Tuesday, November 22, 2011

Chinese Feed Mogul on Benefits of WTO

Liu Yonghao, the chairman of New Hope Group--China's largest feed company--was interviewed by 21st Century about how his company has benefited from China's WTO accession 10 years ago. Liu said New Hope was one of the biggest beneficiaries, citing WTO for providing his company with a stable channel for importing raw materials.

New Hope's home base in Sichuan, the largest hog-producing province. Liu says the biggest challenge in producing feed is sourcing raw materials. In the early days, feed mills had to set up importing channels in Shenzhen to procure amino acids and vitamins that were not available domestically. When the government monopolized grain they had to collect ration tickets and devise other arrangements with farmers to get grain they could process into feed. 

He recalls traveling all over the country during the 1980s trying to convince grain warehouses and oil-crushing mills to sell him corn and soymeal. As a Sichuan native, he spent much of his time in the northeastern provinces buying grain. During Chinese New Year holiday, the hotels closed down but he was still trying to find grain to buy. At that time it was hard to get grain, the prices fluctuated and were not in line with international prices.

Before WTO accession, plant-based protein was imported but was scarce. After WTO accession, imports of soybeans boomed. Last year, China's soybean imports were over 50 mmt. Liu says his company uses 3-to-4 million metric tons (mmt) of soybeans to make 15 mmt of feed. Imported soybeans are crushed to make vegetable oil and soy meal for feed--most of the value of those beans is for feed.

Turning to the topic of foreign investment, Liu recalls that multinational companies like CP, Willmar, and Purina were dominant in the China market during the early years after "reform and opening." Now New Hope is one of the leading feed companies, selling 15 mmt annually.

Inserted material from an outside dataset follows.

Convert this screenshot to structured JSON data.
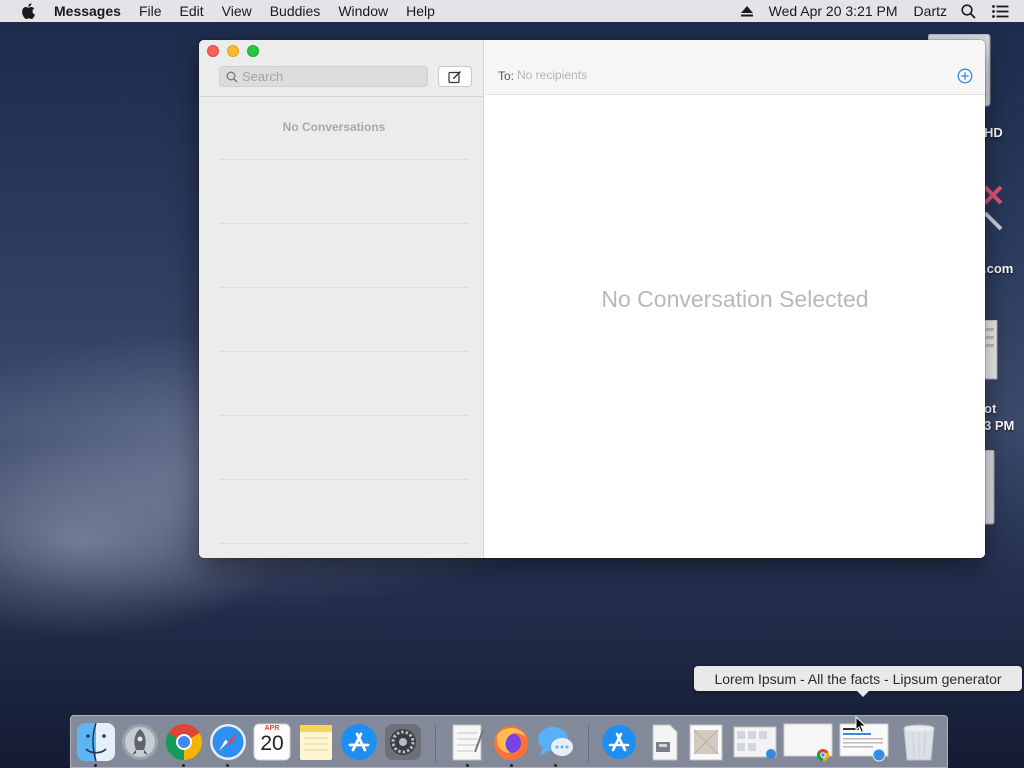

Liu observes that China is the world's largest meat, egg, and dairy country. Since entering WTO, the manufacturing sector has grown rapidly, urbanization has increased, many small-scale "back yard" farmers have quit farming to work elsewhere, and consumption of meat, eggs, and milk rose. Liu said his company became a world-class company by the fourth year after WTO accession.

Liu says his company is growing by integrating from feed milling into the entire industry chain: breeding, livestock production, slaughter and processing. New Hope has set up a livestock technical services company, a loan guarantee company, and farmer cooperatives. The company sees itself as an intermediary with the "government above," "farmers below," a domestic "dragon head" company and a multinational company overseas.

The 21st Century interviewer asked Liu about his company's earlier plan to import feed and export meat products after WTO accession. Liu responded that China doesn't have enough meat products and does export any. Instead New Hope company is investing overseas. Liu asks rhetorically, "Foreign companies have invested in China, so why can't we invest overseas?"

New Hope looked into investing in mature markets like the U.S., Europe, Japan and South Korea, but felt they didn't have any advantage there since big multinationals dominate these markets. New Hope is now focusing on Southeast Asian countries like Vietnam, Cambodia and the Philippines. CP, the Thai company, is the leading feed miller in these countries, but New Hope has experience going up against them in China. New Hope operates a dozen mills in Southeast Asia: five in Vietnam, four in the Philippines, one in Cambodia, two in Indonesia.

The company's main overseas market is Vietnam. CP and Willmar have mills there, but Liu describes the feed industry in Vietnam as very weak.

In Vietnam, Liu says, they have to offer steep discounts to get livestock producers to buy their feed. The Vietnamese tell them all other Chinese products like motorcycles and apparel are sold at a fraction of the price of Japanese, American or European products, so they New Hope has to sell its feed at half-price in Vietnam.

Liu says Chinese exports and the quality of exported goods has improved since WTO accession. In Vietnam, the discount on Chinese goods is narrowing. It used to be 50%, but Chinese goods now sell for 70%-80% of the price of other goods.

The company hopes that after using their feed several years customers will gain confidence in their quality. Liu says New Hope is now one of the top three feed products in Vietnam. He says their after-tax earnings in Vietnam were 100 million yuan last year.

New Hope has plans to expand in Sri Lanka, Egypt and South Africa. They have ten plants under construction overseas. New Hope recently set up an overseas investment company in Singapore and plans to double foreign investment every year.